Soluble interleukin-2 receptor (sIL-2r) level is used as a diagnostic tool in hemophagocytic lymphohistiocytosis (HLH). However, evidence supporting its use among adults is inadequate.
We conducted a retrospective study to assess the performance characteristics of sIL-2r for the diagnosis of adult HLH.

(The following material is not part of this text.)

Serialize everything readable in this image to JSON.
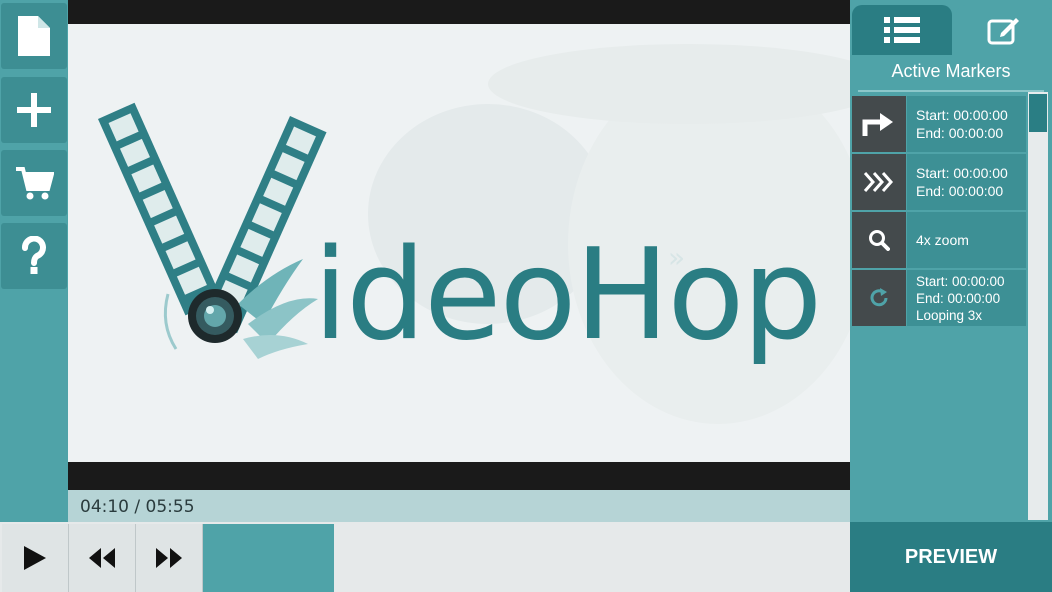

One-hundred thirty-two adults with sIL-2r levels sent for evaluation of HLH over a ten year period were included. Sixty-five (49%) met criteria for HLH. Mean sIL-2r was significantly higher among patients with HLH relative to all patients without HLH (12942U/ml vs. 6308U/ml, p=0.00311). However, when comparing mean sIL-2r in the HLH group to those in the non-HLH group with primary diagnoses of hematologic malignancy (8911U/ml), sepsis (7127U/ml), and rheumatologic disease (4624U/ml), no significant differences were found (p=0.241, p=0.178, and p=0.0607 respectively). There was only weak correlation between sIL-2r and diagnosis of HLH (r=0.253). The standard cutoff sIL-2r > 2,400 U/ml yielded a sensitivity of 89.2% and specificity of 38.8%. The area-under-the-curve for the corresponding receiver-operator curve was 0.691, consistent with a poor discriminating ability for the diagnosis of HLH.
sIL-2r is a limited test for the diagnosis of adult secondary HLH and its role in this setting should be reevaluated.